バレエを習っている人ならみんな知っているルティレ、通過点で使うことが多いからパッセと言われることもあります。

大人バレエ初心者さんにとっては簡単なようでなかなか悩みが多いようですね。

ルティレで股関節が開かない、股関節の前側が痛くなる、回転の途中で内向いてきてしまう、高い位置に上がらないなどなど・・・。

異端児バレエ教師相澤の観察眼が光ります。

原因は必要以上に膝や股関節に力が入っていることではないかと見て、こんなことをやってみました。

生徒は横向きに寝て足を揃えます。(手前側が正面です)

タオルを膝の下に通して

私がタオルを引き上げて行きます。膝の前側のタオルをより上に向けて(天井方向)上げますが、生徒は膝の裏の力を抜いています。(骨盤は揃えたまま)

更にタオルを引き上げるとルティレの完成(爪先は必ず伸ばしておくこと)

生徒に意識させたのは、膝の裏側の力を抜くことです。無駄な力が抜けると膝がたたまれていくと同時に股関節もアンドゥオール(外旋)しながらきっちりたたまれていきます。

結局のところ力のONとOFFがうまくできないのです。

連続でパッセパッセパッセパッセと言う振り付けになった時、力でルティレをしていたらどうなるでしょう?

ロンドジャンブアンレールやプティ・バットマンなどで膝下を動かさなければならない時に膝裏に力が入り過ぎていると膝下が動きませんね。

プリエもルティレも膝を曲げる動作ですが、膝の表側(お皿側)に意識を持つと太ももの前側の筋肉に力が入りすぎてしまいます。

上体の引き上げを強く保ちつつ膝の裏を緩める意識を持つとアンドゥオールしたままプリエやルティレがやりやすくなるのです。

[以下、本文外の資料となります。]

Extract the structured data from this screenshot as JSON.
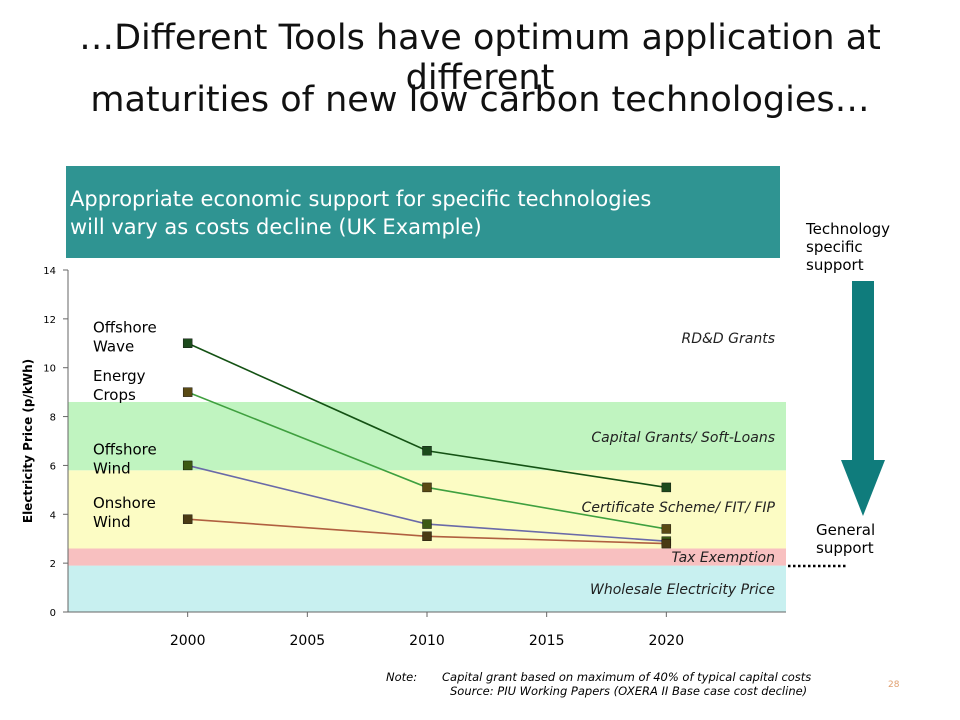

前ももを必要以上に使い過ぎると股関節の前側の腱が痛くなったり、回転の途中で膝が内向き、出尻になったり回転にキレがなくなったり、体自体のアライメント(姿勢)が損なわれてしまうことも・・・

5番で立っている時点で脚はアンドゥオールをしているのですから膝の裏を少し緩めながら膝をたたんでいけば股関節も自然とアンドゥオールしているはずです。

立っているだけで体に無駄な力が入っていると(条件以上にアンドゥオールしている場合など)動作をする時に更に力が必要になります。

力を発揮する場所、力が向かう方向などを見極めて、ONとOFFのスイッチの切り替えをして行かないと肉離れなどのケガの原因にもなりますので、上手に関節を緩めることを覚えましょう。

上の写真は力でルティレするのではなく、関節の力を抜くことと、膝と股関節がたたまれていく方向を感覚的に知って頂くために行ったレッスンプログラムです。(人にやってもらうこと)

力ずくでルティレを開いている方は試してみては?

寝てやると簡単だけど立ってやると難しいと思われるかもしれませんが、5番から膝裏を緩めながら爪先が軸足を伝わって上がっていけば難しいことではありません。

膝をたたむことは、フォンジュ、アチチュードなども同じ理屈です。

上手く膝裏を緩めることができるとアンドゥオール(外旋)が維持できるので無駄な力を使わずに踊ることが出来るようになります。

ルティレは良く出てくる動きですから股関節や膝を傷めないよう気を付けて練習していきましょう!!